Dimensional crossover of hard parallel cylinders confined on cylindrical surfaces.

We derive, from the dimensional-crossover criterion, a fundamental-measure density functional for parallel hard curved rectangles moving on a cylindrical surface. We derive it from the density functional of circular arcs of length σ with centers of mass located on an external circumference of radius R(0). The latter functional in turn is obtained from the corresponding two-dimensional functional for a fluid of hard disks of radius R on a flat surface with centers of mass confined onto a circumference of radius R(0). Thus the curved length of closest approach between the two centers of mass of hard disks on this circumference is σ=2R(0)sin(-1)(R/R(0)), the length of the circular arcs. From the density functional of circular arcs, and by applying a dimensional expansion procedure to the spatial dimension orthogonal to the plane of the circumference, we finally obtain the density functional of curved rectangles of edge lengths σ and L. Along with the derivation, we show that, when the centers of mass of the disks are confined to the exterior circumference of a circle of radius R(0),(i) for R(0)>R, the exact Percus one-dimensional (1D) density functional of circular arcs of length 2R(0)sin(-1)(R/R(0)) is obtained, and (ii) for R(0)<R, the zero-dimensional limit (a cavity that can hold one particle at most) is recovered.
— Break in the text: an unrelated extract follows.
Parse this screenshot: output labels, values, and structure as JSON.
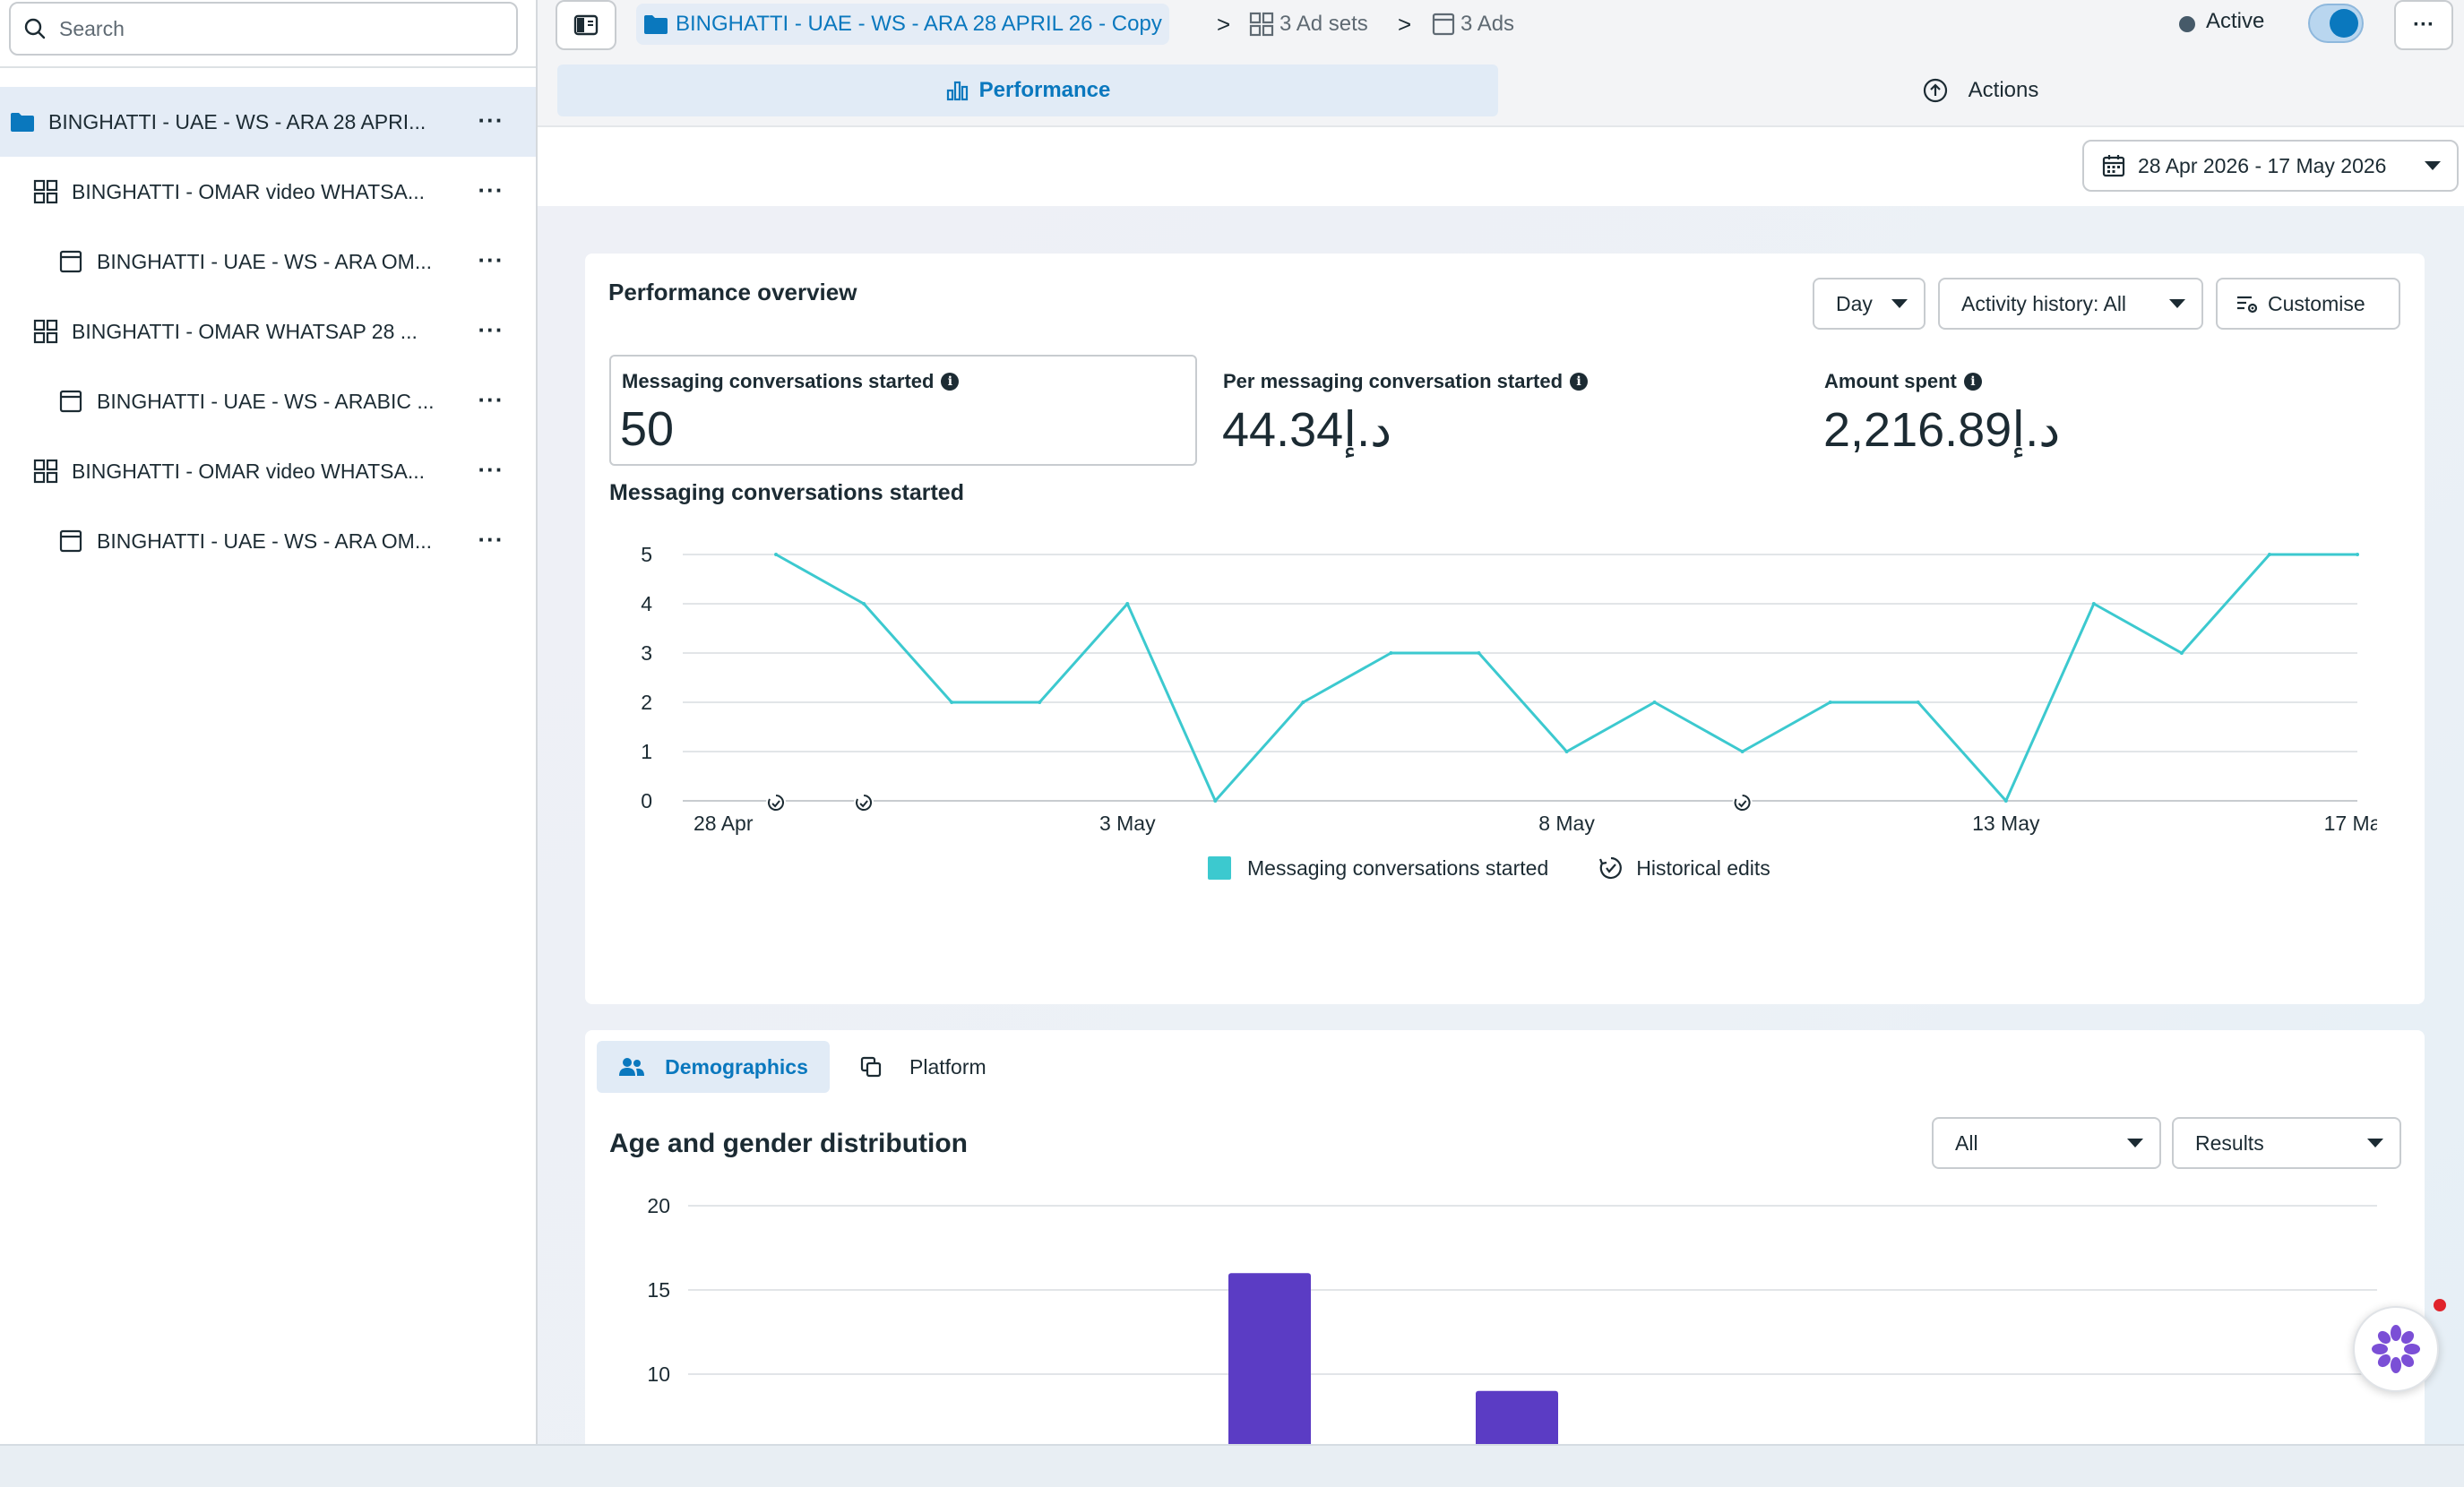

We also show that, for R(0)>R, the obtained functional is equivalent to that of parallel hard rectangles on a flat surface of the same lengths, except that now the density profile of curved rectangles is a periodic function of the azimuthal angle, ρ(φ,z)=ρ(φ+2π,z). The phase behavior of a fluid of aligned curved rectangles is obtained by calculating the free-energy branches of smectic, columnar, and crystalline phases for different values of the ratio R(0)/R in the range 1<R(0)/R≤4; the smectic phase turns out to be the most stable except for R(0)/R=4, where the crystalline phase becomes reentrant in a small range of packing fractions. When R(0)/R<1 the transition is absent, since the density functional of curved rectangles reduces to the 1D Percus functional.